そして鹿島臨海鉄道。水戸から見て終点の鹿島神宮駅まで全区間を走る列車は1~2時間に1本ほどとだいぶ少ないのだが、大洗までならば30分程度の間隔で走っている。常磐線の特急が30分に1本だから、なんとなくそれとピッタリ。やっぱり、大洗は思っていたほど遠くない。
高架の上にホームを持つ駅ながら、脇には小さな車両基地もあったりして、なかなか規模の大きな駅だ。

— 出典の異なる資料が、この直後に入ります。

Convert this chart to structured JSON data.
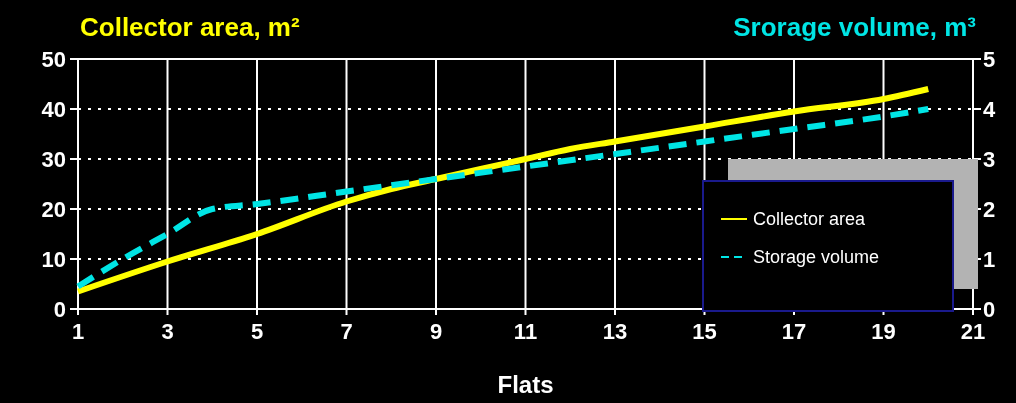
{
  "chart_data": {
    "type": "line",
    "xlabel": "Flats",
    "ylabel": "Collector area, m²",
    "y2label": "Srorage volume, m³",
    "xlim": [
      1,
      21
    ],
    "xticks": [
      1,
      3,
      5,
      7,
      9,
      11,
      13,
      15,
      17,
      19,
      21
    ],
    "ylim": [
      0,
      50
    ],
    "yticks": [
      0,
      10,
      20,
      30,
      40,
      50
    ],
    "y2lim": [
      0,
      5
    ],
    "y2ticks": [
      0,
      1,
      2,
      3,
      4,
      5
    ],
    "grid": true,
    "legend": "bottom right",
    "series": [
      {
        "name": "Collector area",
        "color": "#ffff00",
        "line_style": "solid",
        "x": [
          1,
          3,
          5,
          7,
          8,
          9,
          11,
          12,
          13,
          15,
          17,
          19,
          20
        ],
        "values": [
          3.5,
          9.5,
          15,
          21.5,
          24,
          26,
          30,
          32,
          33.5,
          36.5,
          39.5,
          42,
          44
        ]
      },
      {
        "name": "Storage volume",
        "color": "#00e5e5",
        "line_style": "dashed",
        "axis": "y2",
        "x": [
          1,
          2,
          3,
          4,
          5,
          7,
          9,
          11,
          13,
          15,
          17,
          19,
          20
        ],
        "values": [
          0.45,
          1.0,
          1.5,
          2.0,
          2.1,
          2.35,
          2.6,
          2.85,
          3.1,
          3.35,
          3.6,
          3.85,
          4.0
        ]
      }
    ]
  }
}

ホームには、水戸行きの列車を待つ数人の外国人の姿があった。観光客のようには見えないから、この近くで働いている人なのだろうか。階段を降りて、高架下の小さな改札を抜けて駅舎を出る。駅舎の隣には真新しい観光案内所があり、駅前広場もピカピカで真新しい。
大通りに出てみたのだが…
そんな駅前広場の一角に、カジキ漁をする漁師のオブジェがあった。なんでも、大洗の沖合、鹿島灘はカジキの宝庫なのだとか。だからカジキ漁が盛んで、町の産業の象徴としての駅前オブジェ、ということなのだろう。ちなみに、もう一方にはイルカのオブジェもある。こちらはアクアワールドだ。漁業と水族館、新旧ふたつの町のシンボルが、駅前に待っていた。
と、さっそくこの町の名物に触れることのできた大洗駅。が、人の気配に乏しい。
そもそも大洗駅で降りたお客も筆者以外には数人ばかり。駅前も大きな広場の割には閑散としている。客待ちのタクシーも、送迎のクルマも少ない。梅雨時の平日、真っ昼間ということを差し引いても、観光都市・大洗とはどういうことなのか。